# OpenStreetMap Data Case Study
#### Author: Li Tang
#### Date: October 8, 2017

### 1. Map Area
#### Boston, Massachusetts, USA
I am using the OpenStreet data of Boston Massachusetts area from mapzen.com https://mapzen.com/data/metro-extracts/metro/boston_massachusetts/. I would like to take this oppotunity to explore Bonston area. The data format is XML. 

### 2. Identifying Problems in the Map

#### The output from audit.py script will be analyzed to visualize any unsual street names and postal codes. 

### 3. Some Problems Encountered in the Map

1. Some abbreviated street types, for example, 'St.', 'St', 'st', 'ST', and 'ST'. 
2. A few inconsistent postal codes, like 'MA 02118' and '02118-0239'.

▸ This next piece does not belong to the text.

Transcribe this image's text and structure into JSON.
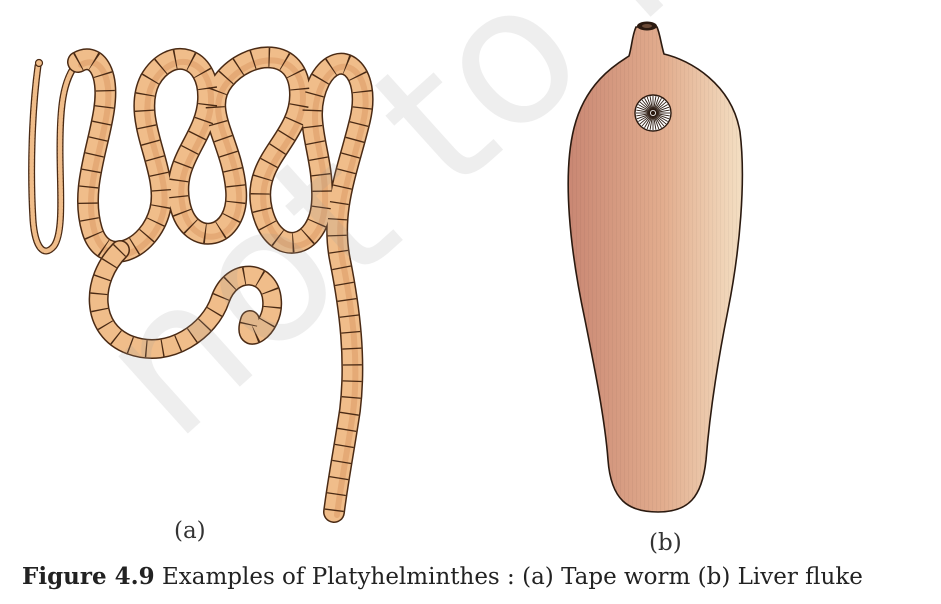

#### 3.1 Correct inconsistent street names:

This part of the project is to fix the street types as below: 

          {
           "St": "Street",
           "st": "Street",
           "Street.": "Street", 
           "street": "Street",
           "St.": "Street",
           "St,": "Street", 
           "ST": "Street",
           "Rd.": "Road", 
           "Ave": "Avenue", 
           "Ave.": "Avenue",
           "Pkwy": "Parkway", 
           "rd.": "Road", 
           "Ct": "Court",  
           "Dr": "Drive", 
           "Rd": "Road", 
           "Hwy": "Highway", 
           "Sq.": "Square"
           }

The procedure in detail is demonstrated in audit_street.py.

Briefly stated: 
1. Create a list of expected street types that do not need to be cleaned.
2. The function "audit_street_type" collects the last words in the "street_name" strings, if they are not within the expected list, then stores them in the dictionary "street_types". This will allow me to see the nonuniform and abbreviated street types being used and give me a better sense of the data in the big picture.
3. The "is_street_name" function looks for tags that specify street names (k="addr:street").
4. The "audit" function returns a dictionary that match the above function conditions.
5. The update_name function takes an old name to mapping dictionary, and update to a new one.

#### 3.2 Correct postal codes:

1. Boston area postal codes begin with "021,022, and 024". Some of their formats are 5 digits, and some are 9 digits, and some even begin with state characters. 
2. The leading and trailing characters other than the main 5 digits will be dropped. After cleaning, 'MA 02118' will be fixed to '02118' and '02118-0239' will become '02118'. The detailed procedure is illustrated in audit_postcode.py. 

### 4. CSV File Generation for SQL Database Preparation

The elements in the OSM XML file will be parsed, transforming the document data into the tabular format. The final purpose is to prepare a .csv files that are easy to be imported to a SQL database. The detailed procedure is shown in data_process.py. 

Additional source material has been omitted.